Tudo como Dante
Carla Hilário Quevedo, no jornal i:
"Os portugueses adoram regressos. Voltar a ver uma personagem que desapareceu da vida pública desperta no mínimo curiosidade. No caso de José Sócrates, a curiosidade vem acompanhada ou de um ódio visceral ou de uma admiração infantil. Por mim, que faço os possíveis por não endeusar nem animalizar pessoas, vi o regresso de Sócrates com um certo esforço. Noventa minutos de entrevista foi demasiado, mesmo para um ex-primeiro-ministro que interrompia dois anos de silêncio. Isto sobretudo porque o que veio dizer não difere nada no seu conteúdo do que disse durante os seis anos que esteve no poder. Sócrates pode ter estado a estudar em Paris, mas o estudo não mudou nada de substancial. É certo que afinal não foi estudar Filosofia, mas ainda assim tinha uma vaga esperança de encontrar uma pessoa diferente.
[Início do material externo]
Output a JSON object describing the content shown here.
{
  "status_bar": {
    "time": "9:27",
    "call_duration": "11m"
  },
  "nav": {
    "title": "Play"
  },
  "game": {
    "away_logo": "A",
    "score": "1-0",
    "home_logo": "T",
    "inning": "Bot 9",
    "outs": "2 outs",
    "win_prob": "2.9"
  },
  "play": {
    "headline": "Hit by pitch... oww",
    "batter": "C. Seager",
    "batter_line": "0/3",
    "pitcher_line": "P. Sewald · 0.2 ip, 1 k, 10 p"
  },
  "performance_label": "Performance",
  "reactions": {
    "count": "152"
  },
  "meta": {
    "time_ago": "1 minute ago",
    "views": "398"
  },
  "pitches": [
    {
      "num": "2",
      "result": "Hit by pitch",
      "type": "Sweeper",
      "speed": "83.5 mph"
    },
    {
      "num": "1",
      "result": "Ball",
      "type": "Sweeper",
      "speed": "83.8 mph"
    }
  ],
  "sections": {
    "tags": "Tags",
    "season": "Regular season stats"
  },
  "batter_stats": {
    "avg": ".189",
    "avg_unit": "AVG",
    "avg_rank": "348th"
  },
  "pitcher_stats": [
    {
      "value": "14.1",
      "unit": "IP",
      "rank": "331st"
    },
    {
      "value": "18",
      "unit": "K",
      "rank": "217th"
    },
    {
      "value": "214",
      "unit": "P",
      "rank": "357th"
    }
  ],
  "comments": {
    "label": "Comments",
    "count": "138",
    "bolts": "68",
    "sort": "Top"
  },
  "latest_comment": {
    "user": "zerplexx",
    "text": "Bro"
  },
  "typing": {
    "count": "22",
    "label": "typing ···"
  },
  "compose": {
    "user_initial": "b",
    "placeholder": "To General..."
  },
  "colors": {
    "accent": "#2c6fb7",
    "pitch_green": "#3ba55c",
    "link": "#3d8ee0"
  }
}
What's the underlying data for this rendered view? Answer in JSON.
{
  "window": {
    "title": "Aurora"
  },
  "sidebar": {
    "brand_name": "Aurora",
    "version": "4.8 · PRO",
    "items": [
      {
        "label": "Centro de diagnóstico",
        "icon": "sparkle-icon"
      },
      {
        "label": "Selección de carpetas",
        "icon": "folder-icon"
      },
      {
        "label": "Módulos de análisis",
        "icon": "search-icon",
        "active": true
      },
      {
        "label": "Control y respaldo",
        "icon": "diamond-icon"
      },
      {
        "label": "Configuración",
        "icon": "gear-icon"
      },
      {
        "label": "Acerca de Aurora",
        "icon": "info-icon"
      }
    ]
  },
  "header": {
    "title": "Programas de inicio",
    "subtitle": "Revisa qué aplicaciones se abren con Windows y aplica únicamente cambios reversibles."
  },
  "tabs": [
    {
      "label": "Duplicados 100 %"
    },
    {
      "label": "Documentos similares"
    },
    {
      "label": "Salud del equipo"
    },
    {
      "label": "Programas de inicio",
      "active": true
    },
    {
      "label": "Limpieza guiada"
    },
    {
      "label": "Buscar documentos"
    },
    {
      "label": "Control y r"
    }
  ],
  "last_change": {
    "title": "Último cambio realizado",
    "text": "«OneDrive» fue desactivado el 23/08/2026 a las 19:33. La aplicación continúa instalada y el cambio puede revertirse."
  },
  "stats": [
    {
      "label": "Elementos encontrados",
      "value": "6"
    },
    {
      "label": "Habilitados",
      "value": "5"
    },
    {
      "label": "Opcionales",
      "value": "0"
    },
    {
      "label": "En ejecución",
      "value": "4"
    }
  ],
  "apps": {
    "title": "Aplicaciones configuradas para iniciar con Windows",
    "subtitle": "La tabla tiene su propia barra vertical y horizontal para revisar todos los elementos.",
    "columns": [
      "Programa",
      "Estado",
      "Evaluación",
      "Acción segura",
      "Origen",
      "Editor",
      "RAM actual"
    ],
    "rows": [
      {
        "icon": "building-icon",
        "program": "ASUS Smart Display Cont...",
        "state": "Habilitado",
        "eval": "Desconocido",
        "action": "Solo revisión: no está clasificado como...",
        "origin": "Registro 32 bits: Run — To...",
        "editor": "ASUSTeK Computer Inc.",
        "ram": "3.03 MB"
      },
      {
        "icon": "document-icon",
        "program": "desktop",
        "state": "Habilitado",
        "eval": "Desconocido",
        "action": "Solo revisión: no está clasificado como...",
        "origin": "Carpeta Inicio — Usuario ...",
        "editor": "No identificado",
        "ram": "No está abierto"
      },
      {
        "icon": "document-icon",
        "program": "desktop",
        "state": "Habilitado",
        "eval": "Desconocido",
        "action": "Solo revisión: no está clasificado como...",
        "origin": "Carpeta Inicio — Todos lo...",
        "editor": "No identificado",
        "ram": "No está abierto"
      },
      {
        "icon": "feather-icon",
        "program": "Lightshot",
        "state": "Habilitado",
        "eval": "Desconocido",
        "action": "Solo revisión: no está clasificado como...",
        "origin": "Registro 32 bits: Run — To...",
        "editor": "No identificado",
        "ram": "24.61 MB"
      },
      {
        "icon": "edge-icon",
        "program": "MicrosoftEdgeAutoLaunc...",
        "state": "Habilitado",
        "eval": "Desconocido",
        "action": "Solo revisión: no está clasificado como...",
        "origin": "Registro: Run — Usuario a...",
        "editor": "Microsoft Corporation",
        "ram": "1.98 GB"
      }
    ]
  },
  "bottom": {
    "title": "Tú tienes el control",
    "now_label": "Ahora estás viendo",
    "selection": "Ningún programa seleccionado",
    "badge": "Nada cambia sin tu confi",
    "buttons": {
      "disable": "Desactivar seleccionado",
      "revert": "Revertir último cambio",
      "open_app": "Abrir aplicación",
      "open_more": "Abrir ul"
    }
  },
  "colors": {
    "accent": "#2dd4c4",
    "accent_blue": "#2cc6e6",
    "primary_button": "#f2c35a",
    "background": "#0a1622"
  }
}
Fica mais uma vez confirmado que a leitura e o estudo só mudam quem de alguma maneira pode ser mudado.
O desprezo evidente pelos jornalistas que o entrevistaram é o mesmo que sempre vimos. O seu ataque ao "Correio da Manhã" faz lembrar outros ataques similares. Tudo como Dante. Sócrates veio "tomar a palavra" e veio, sobretudo, apresentar a sua "narrativa". Ora intervir no espaço público manipulando e contando histórias é fazer política. Nada de diferente, atenção, do que fazem rigorosamente todos os políticos-comentadores, uma acumulação de funções tão nobre quanto a de actor-modelo. Todos fazem política, uns em horário nobre, outros com tempo de antena mais reduzido. Sócrates fá-lo-á sem ser remunerado, por isso, o que, num momento em que o trabalho se confunde perigosamente com uma espécie de favor, faz mais mal que bem à sociedade portuguesa. Não sei como será Sócrates agora como comentador, mas temo que infecte os assuntos com o seu temperamento irado e narcísico e acabe sempre a falar dele, de como é vítima das "narrativas" alheias, etc.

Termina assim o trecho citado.